Adult ed graduates try to save program
ARIZONA DAILY STAR
03.28.2005

Meet with federal lawmakers, hoping to head off planned cuts

By Eric Swedlund

http://www.dailystar.com/dailystar/metro/67620.php

 

Ismet Osmani earned a degree in education before fleeing his native Kosovo for Tucson, where he was lost not knowing English.
 
Nora Gleason didn't speak a word of English when she arrived in Tucson from Mexico seven years ago.
 
David DeLeon was expelled from high school at 16 and spent eight years drifting, running into drugs, alcohol and even juvenile detention.
 
Each one was stuck and needed more education, and - like thousands of others every year - found his or her own way to Pima Community College Adult Education programs, learning to speak English or getting a high school equivalency diploma.
 
Now the success stories have become advocates, lobbying Arizona's congressional delegation while worrying whether federal budget cuts to adult education proposed by President Bush will become reality.
 
Bush's budget proposal for fiscal 2006 cuts two-thirds from the $569 million spent last year on adult education and eliminates the $225 million for the Even Start Family Literacy program. Earlier this month, the Senate adopted an amendment by Sen. Edward Kennedy, D-Mass., that rejected the proposed cuts.
 
But if the cuts are approved, they will devastate adult education in the United States, cutting basic educational opportunities for the neediest people, said Greg Hart, dean of Pima Community College Adult Education.
 
"Adult education is typically characterized by people who make what I consider to be a very, very courageous effort to take advantage of an educational opportunity and make a difference in their lives," Hart said.
 
Adult education helps people who operate on the margins of society - dropouts, immigrants and refugees - nontraditional students who are all but invisible to policy-makers, Hart said.
 
"It doesn't make any sense to me to shut down access to basic educational opportunities to people who want it and need it," Hart said.
 
Pima College serves about 10,000 adult education students each year, at a cost of about $350 each. Bush's budget cuts would force Pima to limit adult education to about 2,000 students, Hart said.

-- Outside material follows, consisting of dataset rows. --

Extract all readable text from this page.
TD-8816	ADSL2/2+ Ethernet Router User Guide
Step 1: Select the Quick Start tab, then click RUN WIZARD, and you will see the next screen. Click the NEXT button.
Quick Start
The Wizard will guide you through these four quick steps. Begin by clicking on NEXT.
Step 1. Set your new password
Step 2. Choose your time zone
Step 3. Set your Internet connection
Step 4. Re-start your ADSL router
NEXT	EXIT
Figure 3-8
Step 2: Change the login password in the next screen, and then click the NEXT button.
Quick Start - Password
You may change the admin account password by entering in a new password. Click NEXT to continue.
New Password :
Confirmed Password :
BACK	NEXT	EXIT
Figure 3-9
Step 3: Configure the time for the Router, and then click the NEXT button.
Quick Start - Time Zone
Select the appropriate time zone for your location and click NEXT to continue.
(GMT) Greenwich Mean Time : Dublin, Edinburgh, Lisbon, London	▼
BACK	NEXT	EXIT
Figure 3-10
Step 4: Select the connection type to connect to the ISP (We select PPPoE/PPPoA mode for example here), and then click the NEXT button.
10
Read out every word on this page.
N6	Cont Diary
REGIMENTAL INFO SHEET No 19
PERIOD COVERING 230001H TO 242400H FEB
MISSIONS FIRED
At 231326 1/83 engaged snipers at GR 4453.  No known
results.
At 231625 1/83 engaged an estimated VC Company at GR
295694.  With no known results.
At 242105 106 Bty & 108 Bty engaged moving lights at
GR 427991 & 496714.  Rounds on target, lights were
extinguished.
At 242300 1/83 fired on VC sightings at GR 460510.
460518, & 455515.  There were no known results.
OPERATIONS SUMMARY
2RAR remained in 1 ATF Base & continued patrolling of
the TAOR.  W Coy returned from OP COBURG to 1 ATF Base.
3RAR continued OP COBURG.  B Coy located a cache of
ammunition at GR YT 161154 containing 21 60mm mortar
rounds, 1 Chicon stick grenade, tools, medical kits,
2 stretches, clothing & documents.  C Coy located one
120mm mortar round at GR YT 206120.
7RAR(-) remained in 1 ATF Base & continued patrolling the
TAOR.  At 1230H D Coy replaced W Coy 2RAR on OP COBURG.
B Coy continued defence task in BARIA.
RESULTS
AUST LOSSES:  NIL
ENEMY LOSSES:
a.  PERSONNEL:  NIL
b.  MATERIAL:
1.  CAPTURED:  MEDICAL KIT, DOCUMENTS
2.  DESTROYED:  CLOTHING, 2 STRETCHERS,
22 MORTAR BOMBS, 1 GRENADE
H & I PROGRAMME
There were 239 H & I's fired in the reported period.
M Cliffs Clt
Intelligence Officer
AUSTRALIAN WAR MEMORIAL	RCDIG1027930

Students currently range in age from 16 to 76. About 800,000 people older than 16 in Arizona aren't enrolled in school and don't have a high school diploma.
 
Adult education includes English acquisition classes, classes geared to the General Educational Development diploma, basic literacy and basic education classes. It is open to anyone 16 or older who is not currently enrolled in school and has less than a high school education.
 
With Arizona's high dropout rate, a GED is the "only game in town" for thousands of students each year, Hart said. About 25 percent of the high school diplomas each year in the state are earned through GED programs, and as the AIMS test becomes a graduation requirement, that percentage is expected to increase.
 
A group of eight current and former Pima adult education students attended a conference in Washington, D.C., earlier this month.
 
DeLeon, 27, said the students met with lawmakers from Arizona to illustrate how essential adult education is to them.
 
"It took eight years before I realized how important education was to my future and the future of my family. At that point, adult education was there for me," DeLeon said. "It completely turned my life around and made a huge impact on my family."
 
A father of two young children, DeLeon is now an honors student in his second year at PCC, on the path to a computer engineering degree.
 
"Without that first initial step, I was lost," he said. "That step projected me on a whole different direction."
 
Adult education repeatedly has been targeted for cuts. In 2003, state legislators proposed eliminating funding to adult education, and Bush's federal budget last year had similar cuts to what he proposed this year.
 
Hart said adult education deserves continued support because most of its students are parents, and what they do is critically important for the education of their children.
 
Osmani, 34, arrived in Tucson three years ago, a well-educated refugee who knew almost no English.
 
"I can say for sure, adult education was like my first home in the U.S.," he said.
 
Gleason, 44, finished her English acquisition classes and now helps people who are in the same situation.
 
"What could we do if adult education was not accessible for us? We would be stuck," she said.